Analysts reject the idea that Beijing has embarked on a new South China Sea campaign during the pandemic. But they do believe the outbreak is having an effect on perceptions of Chinese policy.
 
“China is doing what it is always doing in the South China Sea, but it is a lot further along the road towards control than it was a few years ago,” said Gregory Poling, director of the Asia Maritime Transparency Initiative at CSIS, the Washington-based think-tank.
 
“The US sees a window of opportunity now that Chinese diplomacy in south-east Asia is hitting a wall.”
 
Since 2012, China has built and militarised artificial islands and developed its coast guard and maritime militia, giving it de facto control of large parts of the waters.
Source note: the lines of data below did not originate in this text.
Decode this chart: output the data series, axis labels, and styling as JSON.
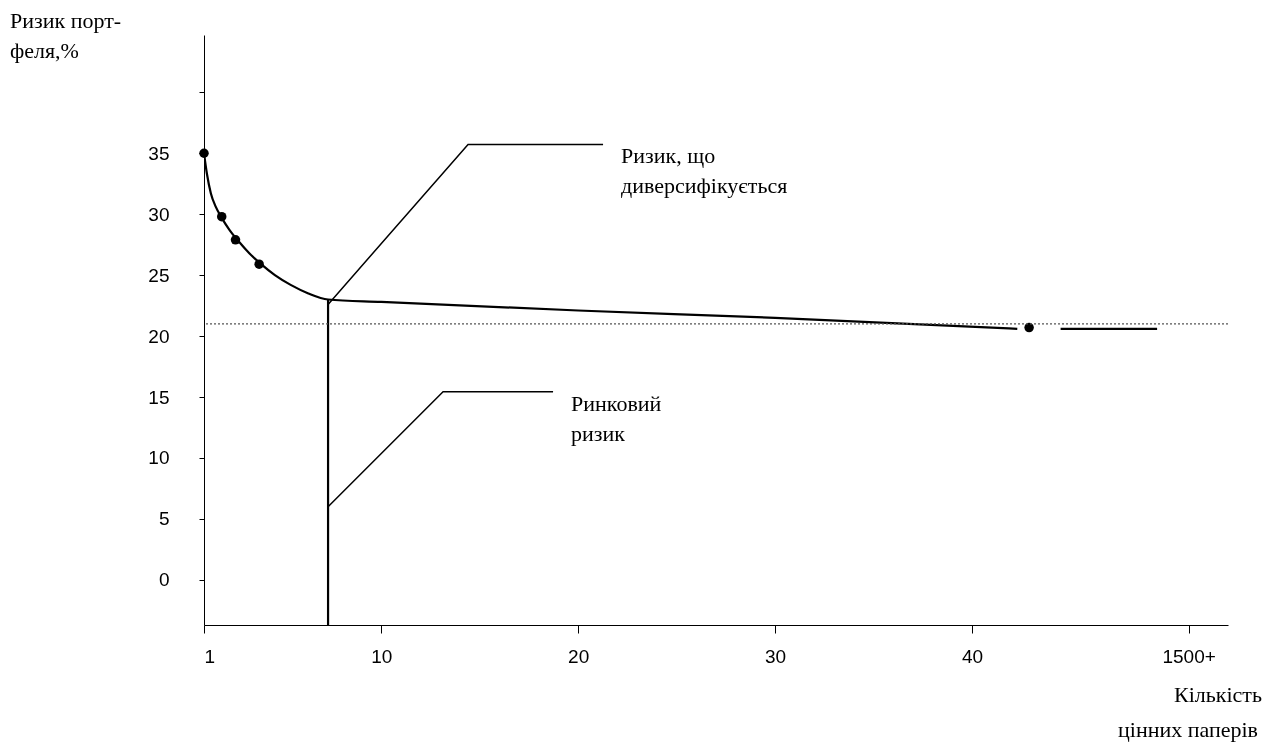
{
  "chart_data": {
    "type": "line",
    "xlabel": "Кількість\nцінних паперів",
    "ylabel": "Ризик порт-\nфеля,%",
    "xlim": [
      1,
      53
    ],
    "xticks": [
      1,
      10,
      20,
      30,
      40,
      {
        "value": 51,
        "label": "1500+"
      }
    ],
    "ylim": [
      -3.7,
      44.7
    ],
    "yticks": [
      0,
      5,
      10,
      15,
      20,
      25,
      30,
      35,
      {
        "value": 40,
        "label": null
      }
    ],
    "grid": false,
    "series": [
      {
        "color": "#000000",
        "marker": "none",
        "x": [
          1,
          1.15,
          1.35,
          1.6,
          1.9,
          2.3,
          2.8,
          3.3,
          3.9,
          4.6,
          5.4,
          6.3,
          7.3,
          10,
          20,
          30,
          42.3
        ],
        "values": [
          35,
          33.3,
          31.7,
          30.6,
          29.7,
          28.7,
          27.7,
          26.8,
          25.9,
          25,
          24.2,
          23.5,
          23,
          22.8,
          22.1,
          21.5,
          20.6
        ]
      },
      {
        "type": "scatter",
        "color": "#000000",
        "marker": "circle",
        "x": [
          1,
          1.9,
          2.6,
          3.8,
          42.9
        ],
        "values": [
          35,
          29.8,
          27.9,
          25.9,
          20.7
        ]
      },
      {
        "color": "#000000",
        "marker": "none",
        "x": [
          44.5,
          49.4
        ],
        "values": [
          20.6,
          20.6
        ]
      },
      {
        "color": "#000000",
        "marker": "none",
        "x": [
          7.3,
          7.3
        ],
        "values": [
          -3.7,
          23
        ]
      }
    ],
    "ref_lines": [
      {
        "axis": "y",
        "value": 21,
        "line_style": "dotted",
        "color": "#555555"
      }
    ],
    "annotations": [
      {
        "text": "Ризик, що\nдиверсифікується",
        "x": 7.3,
        "y": 22.6
      },
      {
        "text": "Ринковий\nризик",
        "x": 7.3,
        "y": 6
      }
    ]
  }
}
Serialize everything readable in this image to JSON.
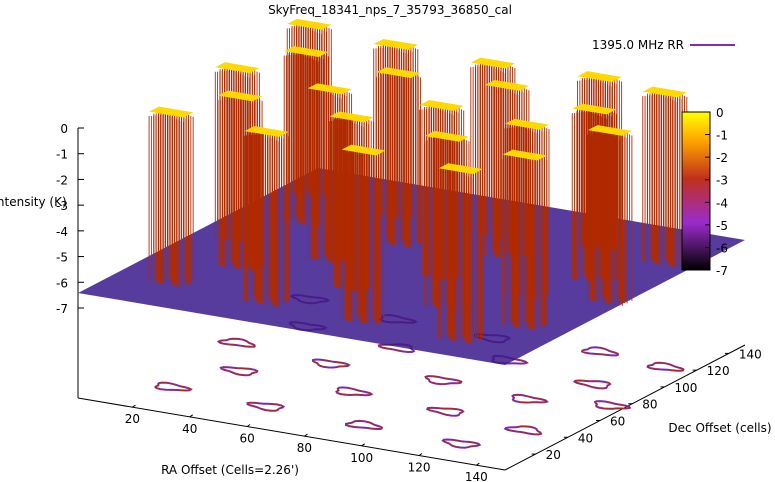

Other claimants have been powerless to stop or even slow that push.
 
From April 16, just as a Chinese maritime research vessel started survey work near an oil and gas exploration ship operated by Malaysia’s oil company Petronas in Malaysia’s exclusive economic zone, the US navy and marines began F-35 fighter exercises in the South China Sea. Shortly afterwards an Australian warship joined three US naval vessels for a joint exercise in those waters.
 
US naval ships or aircraft regularly traverse waters or airspace claimed by China. But such operations are largely meant to assert freedom of navigation, with other south-east Asian states seeing the US as focused on its own interests rather than supporting them.
 
Analysts said that impression had grown since Donald Trump became US president as his administration’s South China Sea policy had been limited to the so-called Freedom of Navigation Operations.
 
Malaysia, which is usually more subdued, protested against the stand-off at sea, but without mentioning China by name.
 
More surprisingly the Philippines — whose president Rodrigo Duterte is one of south-east Asia’s most pro-China leaders — made two diplomatic protests against the redistricting of islands and a previously undisclosed clash between warships from the two countries.
 
According to the Philippine navy, a Chinese corvette in February pointed a gun radar towards it. When the Philippine ship issued a radio warning, the corvette responded: “The Chinese government has immutable sovereignty over the South China Sea, its islands and its adjacent waters.”
 
Analysts believe the latest confrontations could convince a few countries to close ranks or align more closely with the US.
 
“It is interesting that the Philippines expressed support for Vietnam after the fishing boat incident,” said Bec Strating, a South China Sea expert at La Trobe University in Melbourne. “It is also interesting that the Australian navy exercised together with the US in some of the disputed waters.”
 
Michael O’Hanlon, head of the foreign policy programme at Brookings, a US think-tank, said China’s behaviour could play into the US’s hands. “It gives us a much stronger bargaining position over things like basing,” he said.